In 2018, Mosa Meat secured €7.5m in Series A funding, which has allowed it to bolster its operation with the construction of its first production plant. In January of this year, it announced a partnership with animal nutrition firm Nutreco and Lowercarbon Captial.


Founded in Stockholm in November 2016 by Hjalmar Ståhlberg Nordegren, Elsa Bernadotte, Ludvig Berling and Mattis Larsson, Karma has developed an app to limit food waste by helping supermarkets sell surplus food to consumers.

In 2018 it launched the Karma fridge, installed in partnering supermarkets, and followed this by raising $12m in funding and expanding into the UK and France. Karma estimates it has saved more than 800 tonnes of food waste and the start-up has received vocal support from Barack Obama. It now plans to launch 100 Karma fridges internationally.

Altered Company

Founded in 2015 by Johan Nihlén, Swedish firm Altered Company claims that its environmental water nozzles for showers and sinks can reduce water waste by up to 98pc. The device can be installed in a matter of minutes and is made from lead-free ‘eco brass’.

In 2018, Ikea announced it had partnered with Altered Company to use the technology for its own Misteln nozzle.

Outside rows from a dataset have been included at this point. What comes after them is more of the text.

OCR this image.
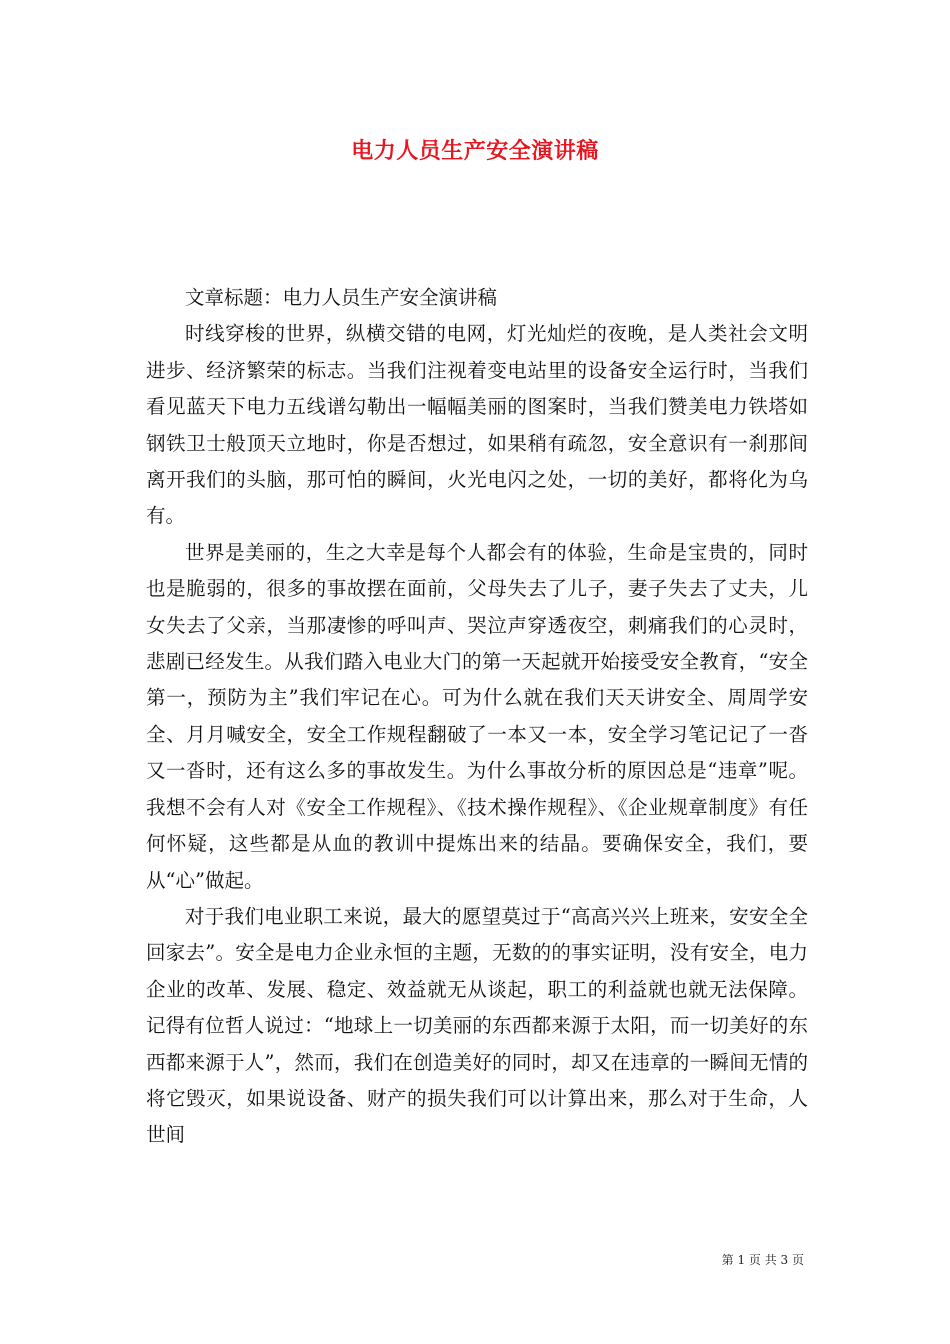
电力人员生产安全演讲稿

文章标题：电力人员生产安全演讲稿

时线穿梭的世界，纵横交错的电网，灯光灿烂的夜晚，是人类社会文明进步、经济繁荣的标志。当我们注视着变电站里的设备安全运行时，当我们看见蓝天下电力五线谱勾勒出一幅幅美丽的图案时，当我们赞美电力铁塔如钢铁卫士般顶天立地时，你是否想过，如果稍有疏忽，安全意识有一刹那间离开我们的头脑，那可怕的瞬间，火光电闪之处，一切的美好，都将化为乌有。

世界是美丽的，生之大幸是每个人都会有的体验，生命是宝贵的，同时也是脆弱的，很多的事故摆在面前，父母失去了儿子，妻子失去了丈夫，儿女失去了父亲，当那凄惨的呼叫声、哭泣声穿透夜空，刺痛我们的心灵时，悲剧已经发生。从我们踏入电业大门的第一天起就开始接受安全教育，“安全第一，预防为主”我们牢记在心。可为什么就在我们天天讲安全、周周学安全、月月喊安全，安全工作规程翻破了一本又一本，安全学习笔记记了一沓又一沓时，还有这么多的事故发生。为什么事故分析的原因总是“违章”呢。我想不会有人对《安全工作规程》、《技术操作规程》、《企业规章制度》有任何怀疑，这些都是从血的教训中提炼出来的结晶。要确保安全，我们，要从“心”做起。

对于我们电业职工来说，最大的愿望莫过于“高高兴兴上班来，安安全全回家去”。安全是电力企业永恒的主题，无数的的事实证明，没有安全，电力企业的改革、发展、稳定、效益就无从谈起，职工的利益就也就无法保障。记得有位哲人说过：“地球上一切美丽的东西都来源于太阳，而一切美好的东西都来源于人”，然而，我们在创造美好的同时，却又在违章的一瞬间无情的将它毁灭，如果说设备、财产的损失我们可以计算出来，那么对于生命，人世间

第 1 页 共 3 页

To date, Altered Company has raised more than $2m in funding.

Micron Agritech

Tara McElligott, Sean Smith, Jose Lopez and Daniel Izquierdo Hijazi are the founders of Micron Agritech, a concept they developed together as students of TU Dublin in 2018. With a device called Tástáil, the start-up is helping farmers conduct quick and easy testing of animals for parasites, without the need for any veterinary intervention.

Knowing the health status of their animals immediately, farmers are better positioned to save time seeking treatment or purchasing medication before the rest of the herd can be infected, according to the company.

Last year, Micron Agritech won the Local Enterprise Office ICT Award at the the Enterprise Ireland Student Entrepreneur Awards.


Using its autonomous ChickenBoy robot suspended from a ceiling, Barcelona start-up Faromatics is helping poultry farmers monitor their flocks using a series of sensors and cameras that measure factors such as air quality, humidity and temperature.

It also is able to detect dead birds, analyse chicken faeces and detect whether the birds have intestinal disease.

It was founded in 2016 by Daniel Rosés, Heiner Lehr, Johan Van den Bossche, Jörg Hartung and Maurice Mergeay. The company has been valued at €2.3m and has received funding across two rounds.